The compact author-profile framing is the most volatile setup. Raw average is the lowest (2.40), but best-of climbs to 3.90 with 50.0% of cases reaching 5/5. This pattern says there are strong hits in the sample set, but also more misses.

This prompt leans hard into the freight-yard urban texture: forgotten, rust, slicked, cold, boots. It improves transformation behavior (73.3% for “transforms word”) but loses some line-economy consistency (56.7% for “every line adds meaning”).

03-journey-then-base

The long journey preamble produces the highest ceiling. It has the best best-of mean (4.40) and the most perfect best-of outcomes (7 / 10 cases at 5/5). It is also strongest on divergent interpretation after selection (80.0% on “unexpected interpretation” in best-of).

This setup costs more prompt budget and is less stable in raw mode (2.67 mean), but it creates the largest uplift when sampling and selecting (+1.73). If the workflow supports best-of selection, this is currently the most effective framing in this run.

Word-level behavior

Word Performance Across Prompt Setups

Word	All-Sample Avg (N=9)	Best Score by Prompt	Best-of Mean
thorn	4.00	5, 5, 5	5.00
flower	3.11	5, 5, 5	5.00
ember	3.11	5, 5, 5	5.00
rust	2.78	5, 5, 5	5.00
glass	3.11	4, 5, 5	4.67
lantern	2.78	3, 3, 5	3.67
love	2.33	4, 4, 3	3.67
echo	2.11	3, 2, 5	3.33
tide	2.22	4, 2, 3	3.00
mercy	1.56	3, 3, 3	3.00

Best score by prompt shows the strongest sample each word reached in prompts 01, 02, and 03.

thorn is the cleanest word in this run: highest raw mean and perfect best-of across all three prompts. mercy, tide, and echo are the hardest words in raw sampling, but all improve with selection. rust is notable because it looks mid-pack in raw average and then jumps to perfect best-of in every prompt.
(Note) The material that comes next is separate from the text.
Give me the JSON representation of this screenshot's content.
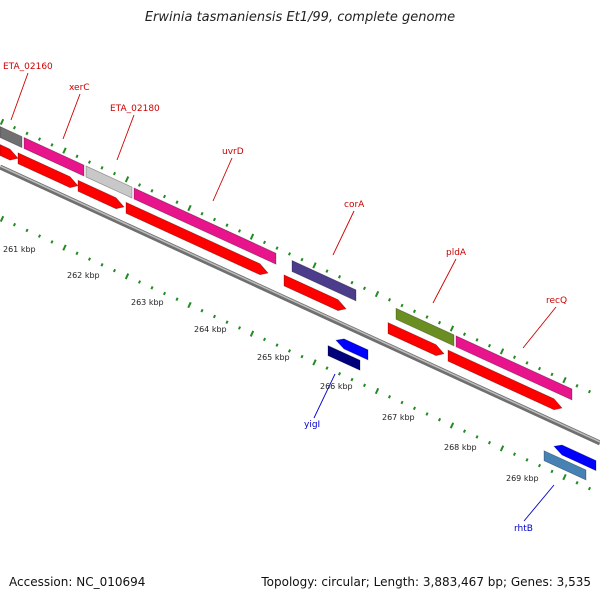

Vocabulary fingerprints by prompt

Prompt Vocabulary and Diversity Signals

Prompt	Recurring Best-of Vocabulary	Best-of Type/Token Ratio	Avg Tokens per Best Poem
01-base	chipped, rain, dust, motes, fingers, window	0.401	47.6
02-base-with-bio	forgotten, rust, rain, slicked, cold, boots	0.454	39.4
03-journey-then-base	dust, motes, rain, slow, single, forgotten	0.464	42.9

Type/token ratio is lexical diversity on the best-of subset (higher means more varied vocabulary).
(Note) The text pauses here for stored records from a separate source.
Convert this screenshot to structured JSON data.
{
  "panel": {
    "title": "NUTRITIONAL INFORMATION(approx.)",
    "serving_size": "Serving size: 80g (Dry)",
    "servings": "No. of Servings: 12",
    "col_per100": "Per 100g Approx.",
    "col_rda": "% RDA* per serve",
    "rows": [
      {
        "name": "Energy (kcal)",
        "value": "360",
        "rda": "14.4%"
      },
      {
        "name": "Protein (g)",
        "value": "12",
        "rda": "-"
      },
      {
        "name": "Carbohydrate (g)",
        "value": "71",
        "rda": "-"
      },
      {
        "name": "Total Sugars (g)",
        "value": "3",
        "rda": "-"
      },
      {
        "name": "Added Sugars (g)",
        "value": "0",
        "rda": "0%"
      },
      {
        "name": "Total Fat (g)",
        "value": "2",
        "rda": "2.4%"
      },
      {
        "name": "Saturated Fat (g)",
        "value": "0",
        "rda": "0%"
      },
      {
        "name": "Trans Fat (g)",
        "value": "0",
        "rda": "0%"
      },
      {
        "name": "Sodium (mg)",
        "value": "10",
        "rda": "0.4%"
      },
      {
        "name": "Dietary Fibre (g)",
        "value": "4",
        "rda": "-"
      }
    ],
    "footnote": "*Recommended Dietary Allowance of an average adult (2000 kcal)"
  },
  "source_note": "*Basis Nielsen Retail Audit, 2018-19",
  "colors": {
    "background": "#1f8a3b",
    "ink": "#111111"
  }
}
The third prompt has the highest lexical diversity on selected outputs (0.464 type/token), which matches the qualitative read: broader language variation and stronger conceptual pivots, at higher prompt-token cost.

Notes

For divergent poem drafting, the current best operating mode is:

use 03-journey-then-base when selection is available,
keep 01-base as the stability fallback,
continue tuning 02-base-with-bio because its wins are strong but inconsistent.